Genetic association studies have traditionally been hampered by initial jackpot effects and underpowered investigations. One way to increase power and circumvent this is to perform a meta-analysis of all published studies for a given association. This strategy has proven highly efficient confirming the association of the Pro12Ala variant in the PPARγ gene and the E23K variant in the KCNJ11 gene with T2D.32, 33

Evaluating our two sets of samples independently and in a meta-analysis together with all previous published studies (totally including 1724 cases, 948 controls and 375 parent–offspring trios in analysis) failed to detect any association between the GAA-repeat and T2D. Population stratification as the cause of these negative results is unlikely considering the result in our and other family-based studies17 and the large meta-analysis should provide more than enough power to detect true association according to our power calculations.

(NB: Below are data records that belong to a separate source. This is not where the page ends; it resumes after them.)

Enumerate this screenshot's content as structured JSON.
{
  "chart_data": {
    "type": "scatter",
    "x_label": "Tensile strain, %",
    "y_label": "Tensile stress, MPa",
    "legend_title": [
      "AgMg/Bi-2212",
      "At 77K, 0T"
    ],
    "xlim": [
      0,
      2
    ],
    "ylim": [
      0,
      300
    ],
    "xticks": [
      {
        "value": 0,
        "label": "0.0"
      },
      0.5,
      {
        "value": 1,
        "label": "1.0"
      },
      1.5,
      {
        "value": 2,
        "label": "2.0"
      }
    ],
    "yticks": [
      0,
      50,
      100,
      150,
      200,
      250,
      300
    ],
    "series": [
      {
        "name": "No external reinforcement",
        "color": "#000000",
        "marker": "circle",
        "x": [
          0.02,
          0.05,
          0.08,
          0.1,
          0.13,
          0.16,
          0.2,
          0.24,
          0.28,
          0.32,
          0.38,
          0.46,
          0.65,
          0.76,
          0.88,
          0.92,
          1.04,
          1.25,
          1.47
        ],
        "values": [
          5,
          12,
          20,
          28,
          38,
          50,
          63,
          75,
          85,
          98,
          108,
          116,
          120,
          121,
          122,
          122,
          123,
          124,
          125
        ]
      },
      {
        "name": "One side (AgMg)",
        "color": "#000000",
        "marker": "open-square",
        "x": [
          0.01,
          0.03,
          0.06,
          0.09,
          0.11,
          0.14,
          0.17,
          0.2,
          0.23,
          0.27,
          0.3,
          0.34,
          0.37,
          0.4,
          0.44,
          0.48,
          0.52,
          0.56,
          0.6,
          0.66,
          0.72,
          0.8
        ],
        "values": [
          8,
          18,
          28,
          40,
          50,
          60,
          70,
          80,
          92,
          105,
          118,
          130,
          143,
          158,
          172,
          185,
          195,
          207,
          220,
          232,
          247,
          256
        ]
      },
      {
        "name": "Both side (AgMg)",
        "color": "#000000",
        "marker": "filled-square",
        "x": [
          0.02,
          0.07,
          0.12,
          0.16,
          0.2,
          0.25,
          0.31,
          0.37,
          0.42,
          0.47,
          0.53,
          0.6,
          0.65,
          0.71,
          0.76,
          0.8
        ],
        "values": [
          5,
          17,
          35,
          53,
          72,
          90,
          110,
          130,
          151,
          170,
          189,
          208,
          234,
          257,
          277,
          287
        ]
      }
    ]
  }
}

It is more likely that the initial report with a surprisingly high OR for T2D18 represented a jackpot effect and that the other study reporting an association19 was underpowered (supported by their 95% CI, Figure 1). It is worth noticing that the result from the initial study by Ristow et al has not been replicated independently despite showing strong, internally replicated, genomewide P-values. Importantly, this highlights the question of how to interpret genetic data from initial studies and the need for replication in independent populations using well-powered study designs before any far-reached conclusions are drawn.

To investigate whether other common genetic variation in the X25 gene could contribute to the variable association results and predispose to T2D, we studied additional common genetic variation in and around the X25 gene and their haplotypes in our patient material. One SNP (rs2498429, Table 2), located 8.2 kb downstreams of the X25 gene, was found to be nominally associated to T2D in the initial screen of the TDT trios. The rare allele of rs2498429 has an OR of 2.4 in our trios, as compared to an OR of 1.4 in our case–control samples, suggesting that a larger case–control sample would be required for a replication to be significant on its own. However, the trend in the same direction in the case–controls as in the trios provide partial support of an association and the results were further strengthened by the combined analysis, which is significant after permutation.

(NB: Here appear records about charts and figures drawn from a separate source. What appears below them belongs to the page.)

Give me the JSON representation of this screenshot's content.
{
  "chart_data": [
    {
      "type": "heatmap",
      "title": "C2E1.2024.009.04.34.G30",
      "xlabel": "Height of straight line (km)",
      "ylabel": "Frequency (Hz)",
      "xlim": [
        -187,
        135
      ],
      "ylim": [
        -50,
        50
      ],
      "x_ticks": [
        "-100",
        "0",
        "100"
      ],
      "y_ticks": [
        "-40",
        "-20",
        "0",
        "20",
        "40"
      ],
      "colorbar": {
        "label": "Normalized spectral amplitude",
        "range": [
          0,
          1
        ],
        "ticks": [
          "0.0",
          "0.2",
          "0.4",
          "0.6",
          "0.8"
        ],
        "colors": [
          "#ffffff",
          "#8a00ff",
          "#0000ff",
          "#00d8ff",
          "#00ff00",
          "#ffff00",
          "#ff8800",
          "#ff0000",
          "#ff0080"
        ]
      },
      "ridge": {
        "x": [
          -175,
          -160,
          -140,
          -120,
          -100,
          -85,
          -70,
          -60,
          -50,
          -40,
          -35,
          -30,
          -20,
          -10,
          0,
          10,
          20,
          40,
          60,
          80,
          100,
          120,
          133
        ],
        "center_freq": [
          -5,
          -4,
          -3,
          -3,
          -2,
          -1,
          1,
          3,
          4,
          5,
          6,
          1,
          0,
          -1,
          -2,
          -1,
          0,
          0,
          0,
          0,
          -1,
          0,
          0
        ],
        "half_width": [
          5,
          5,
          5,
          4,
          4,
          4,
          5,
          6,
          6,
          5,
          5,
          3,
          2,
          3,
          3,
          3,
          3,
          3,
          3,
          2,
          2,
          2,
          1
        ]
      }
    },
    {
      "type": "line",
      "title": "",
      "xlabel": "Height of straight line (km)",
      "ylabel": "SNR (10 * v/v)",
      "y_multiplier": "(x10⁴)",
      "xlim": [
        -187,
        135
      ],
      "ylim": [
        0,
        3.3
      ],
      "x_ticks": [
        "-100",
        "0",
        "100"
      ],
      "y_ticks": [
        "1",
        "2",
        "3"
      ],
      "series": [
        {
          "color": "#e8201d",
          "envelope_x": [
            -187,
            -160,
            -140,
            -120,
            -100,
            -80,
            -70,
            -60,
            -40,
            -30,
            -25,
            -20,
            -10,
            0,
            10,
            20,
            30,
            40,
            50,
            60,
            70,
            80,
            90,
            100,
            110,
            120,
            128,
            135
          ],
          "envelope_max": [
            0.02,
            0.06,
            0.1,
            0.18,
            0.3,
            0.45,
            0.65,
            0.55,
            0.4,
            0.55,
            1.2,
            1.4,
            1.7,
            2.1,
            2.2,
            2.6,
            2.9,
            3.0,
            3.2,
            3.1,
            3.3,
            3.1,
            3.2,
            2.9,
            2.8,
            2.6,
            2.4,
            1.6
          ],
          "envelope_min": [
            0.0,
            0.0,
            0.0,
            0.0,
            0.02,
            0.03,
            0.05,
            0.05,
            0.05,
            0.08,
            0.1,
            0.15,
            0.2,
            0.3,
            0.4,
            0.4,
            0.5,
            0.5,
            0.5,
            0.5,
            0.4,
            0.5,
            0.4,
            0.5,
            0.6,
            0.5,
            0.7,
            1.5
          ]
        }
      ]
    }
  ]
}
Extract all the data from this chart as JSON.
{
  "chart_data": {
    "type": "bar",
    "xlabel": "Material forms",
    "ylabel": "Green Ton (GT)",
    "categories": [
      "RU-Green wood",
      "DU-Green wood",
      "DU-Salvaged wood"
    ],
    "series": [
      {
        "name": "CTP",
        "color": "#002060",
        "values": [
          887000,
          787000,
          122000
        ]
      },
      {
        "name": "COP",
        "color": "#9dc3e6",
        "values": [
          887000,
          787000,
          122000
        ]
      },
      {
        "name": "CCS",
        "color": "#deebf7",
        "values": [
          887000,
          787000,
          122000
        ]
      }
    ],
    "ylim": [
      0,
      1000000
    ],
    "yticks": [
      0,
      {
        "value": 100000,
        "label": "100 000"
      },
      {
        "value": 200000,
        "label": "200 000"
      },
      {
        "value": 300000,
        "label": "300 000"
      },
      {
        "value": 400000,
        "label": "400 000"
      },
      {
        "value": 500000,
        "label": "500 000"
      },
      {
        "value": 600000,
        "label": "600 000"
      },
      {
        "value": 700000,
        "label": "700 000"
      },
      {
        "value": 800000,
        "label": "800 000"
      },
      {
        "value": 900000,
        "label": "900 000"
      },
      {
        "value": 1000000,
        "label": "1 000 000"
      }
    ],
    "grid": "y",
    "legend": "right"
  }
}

This SNP was found to be a part of a haplotype block residing in the 3′ UTR region of the X25 gene and extending distally from the gene region, which was confirmed by the HapMap data. Subsequent analysis of these haplotypes showed association between the haplotype containing the rare allele of rs2498429 and T2D in our parent–offspring trios. This finding was further supported by the case–control haplotype data and the association to T2D susceptibility is significant after permutation in our combined analysis.

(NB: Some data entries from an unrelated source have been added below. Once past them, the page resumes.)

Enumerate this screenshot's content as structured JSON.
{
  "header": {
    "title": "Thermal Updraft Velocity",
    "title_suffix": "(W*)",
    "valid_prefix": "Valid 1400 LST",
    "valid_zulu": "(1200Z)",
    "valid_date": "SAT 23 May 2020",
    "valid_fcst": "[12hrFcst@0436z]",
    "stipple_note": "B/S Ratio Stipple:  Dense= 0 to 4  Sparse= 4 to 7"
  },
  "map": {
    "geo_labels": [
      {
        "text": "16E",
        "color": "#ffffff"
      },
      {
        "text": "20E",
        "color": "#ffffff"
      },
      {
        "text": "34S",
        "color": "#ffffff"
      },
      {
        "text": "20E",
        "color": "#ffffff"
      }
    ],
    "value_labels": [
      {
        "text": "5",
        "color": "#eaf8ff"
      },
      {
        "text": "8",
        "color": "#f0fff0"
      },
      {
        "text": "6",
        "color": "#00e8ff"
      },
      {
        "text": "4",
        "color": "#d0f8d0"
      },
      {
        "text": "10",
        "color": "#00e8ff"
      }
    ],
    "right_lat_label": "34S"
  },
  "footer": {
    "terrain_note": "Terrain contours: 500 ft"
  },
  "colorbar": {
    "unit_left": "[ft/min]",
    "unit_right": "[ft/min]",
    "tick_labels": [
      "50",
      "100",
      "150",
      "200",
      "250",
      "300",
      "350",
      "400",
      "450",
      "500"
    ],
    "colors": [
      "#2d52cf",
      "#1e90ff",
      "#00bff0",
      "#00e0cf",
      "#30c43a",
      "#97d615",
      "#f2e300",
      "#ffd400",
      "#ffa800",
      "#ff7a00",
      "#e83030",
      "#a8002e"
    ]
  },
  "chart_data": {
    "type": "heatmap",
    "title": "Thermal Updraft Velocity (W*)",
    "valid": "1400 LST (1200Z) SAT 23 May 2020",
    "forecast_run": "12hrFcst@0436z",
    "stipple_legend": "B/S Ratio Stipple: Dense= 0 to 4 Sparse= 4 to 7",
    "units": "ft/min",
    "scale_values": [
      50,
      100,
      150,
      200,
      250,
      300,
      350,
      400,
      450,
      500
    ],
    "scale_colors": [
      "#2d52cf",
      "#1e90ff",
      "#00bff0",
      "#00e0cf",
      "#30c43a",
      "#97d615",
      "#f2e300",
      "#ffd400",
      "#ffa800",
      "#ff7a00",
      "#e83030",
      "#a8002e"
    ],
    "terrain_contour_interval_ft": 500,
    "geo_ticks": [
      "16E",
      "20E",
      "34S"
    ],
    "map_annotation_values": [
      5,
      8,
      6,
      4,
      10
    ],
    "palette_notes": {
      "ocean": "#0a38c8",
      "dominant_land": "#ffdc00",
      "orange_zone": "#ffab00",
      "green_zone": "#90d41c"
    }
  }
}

In the chromosomal region defined by the haplotype block containing rs2498429, no characterized genes are currently known. However, in the defined area there are a number of Expression Sequence Tag (EST) that would be interesting to characterize further and one of these, EST (BM022009), contains the putatively associated SNP (rs2498429) and was recently discovered in a human pancreatic cDNA library.35

In conclusion, our study excludes a role of genetic variation within the X25 gene, but instead suggests that genetic variation downstream the X25 gene, may increase risk for T2D. Replication in larger data sets from different populations will further clarify the potential role for this SNP and the surrounding genetic variation in the risk of T2D.